豔骨輕笑一聲,似嘲諷自己傻:“是啊,其實她的做法再簡單不過。找個家中困難緊急的護院,深夜入屋,威脅我身邊的丫頭,香爐裏放點迷煙,事情也就水到渠成了。”
阜生眉頭一皺,“你也太笨了,怎麼不妨著點?你不知道她忌恨你嗎?”
豔骨哼一聲:“怎麼不知道?知道啊。但是,話又說回來,一個人,能有多大的精力每天十二個時辰都活在防備和疑心中?那不用等夫人殺我,我自己就能逼瘋我自己。”
阜生被懟得心悅誠服。
豔骨:“跟護院通奸,是醜事,對於護國將軍,更是奇恥大辱。將軍有多偏愛我,就有多恨毒了我。醜不可外揚,又不能輕易放過我。所以。。。將軍賜我自行了斷。”
“我不甘這樣平白受冤,一直不肯就死,夫人勸將軍將我關在偏僻的院子裏,永不放出就行了。可是,將軍決意要我這個淫蕩的女人必須就死。當晚,就命令了手底下心腹,拿白綾將我脖子勒斷了。”
五水問她:“那你為何,屍身會在這個壇子裏?”
豔骨想起了什麼好笑的事:“說來好笑,那夫人見了我死相恐怖,竟然嚇得一病不起,將軍不想家裏再起事端就求了一得道高僧的靈符掛在府裏各個牆院上。這一來。。。”
大林子:“勾魂使者,進不去。”
豔骨尖利的笑聲很是瘮人:“是啊,勾魂使者進不來,我的屍體上了山,魂魄又出不去,怨氣越來越重的我,就這樣莫名其妙的逃過了勾魂,我出不去,就開始作亂,我殺了夫人肚子裏好不容易懷上的男胎,又附身家中戲子身軀上,勾引將軍行房作樂,慢慢的吸食著他渾身的精氣。”
阜生一聽就頭皮一陣陣發麻:“那將軍府的人最後都很慘吧?”
豔骨:“慘嗎?夫人身邊的老嬤嬤頗有些信神怕鬼,就提醒了夫人,是不是鬼魂作祟。

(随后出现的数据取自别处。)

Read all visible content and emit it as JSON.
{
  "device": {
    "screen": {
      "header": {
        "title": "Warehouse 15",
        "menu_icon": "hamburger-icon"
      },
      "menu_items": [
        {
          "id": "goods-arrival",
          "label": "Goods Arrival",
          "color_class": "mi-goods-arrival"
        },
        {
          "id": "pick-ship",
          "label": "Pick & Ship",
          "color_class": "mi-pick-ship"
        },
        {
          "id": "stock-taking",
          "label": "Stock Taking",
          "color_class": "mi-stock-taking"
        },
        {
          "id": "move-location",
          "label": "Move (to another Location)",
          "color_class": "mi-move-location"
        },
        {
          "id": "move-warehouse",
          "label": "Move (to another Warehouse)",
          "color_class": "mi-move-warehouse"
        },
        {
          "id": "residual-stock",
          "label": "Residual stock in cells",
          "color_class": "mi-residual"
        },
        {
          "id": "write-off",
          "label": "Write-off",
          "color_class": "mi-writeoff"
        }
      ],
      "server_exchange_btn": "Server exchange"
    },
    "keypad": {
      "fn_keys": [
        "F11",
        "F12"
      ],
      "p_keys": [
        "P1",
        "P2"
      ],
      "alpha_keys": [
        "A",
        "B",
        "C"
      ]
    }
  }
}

就請了道士,掘了我的新墳,挖出我腐爛的屍體,用沾滿雞血的錘子,錘爛了,錘稀了,再封進壇子裏,埋在府上一個陽氣衝天的位置上,讓我的屍身和靈魂日日受烈陽灼烤之痛!”
大林子:“你因此修練成了豔骨?”
“是,我沒有魂飛魄散,因為將軍府很快就被抄家了,新搬來的是一位文人才子,他頗有慧根,就在埋我的那個位置上,裝了個巨大的水缸,水缸裏養著佛寺裏的坐蓮,那坐蓮有了靈氣,我得以靠著它,修煉成形。”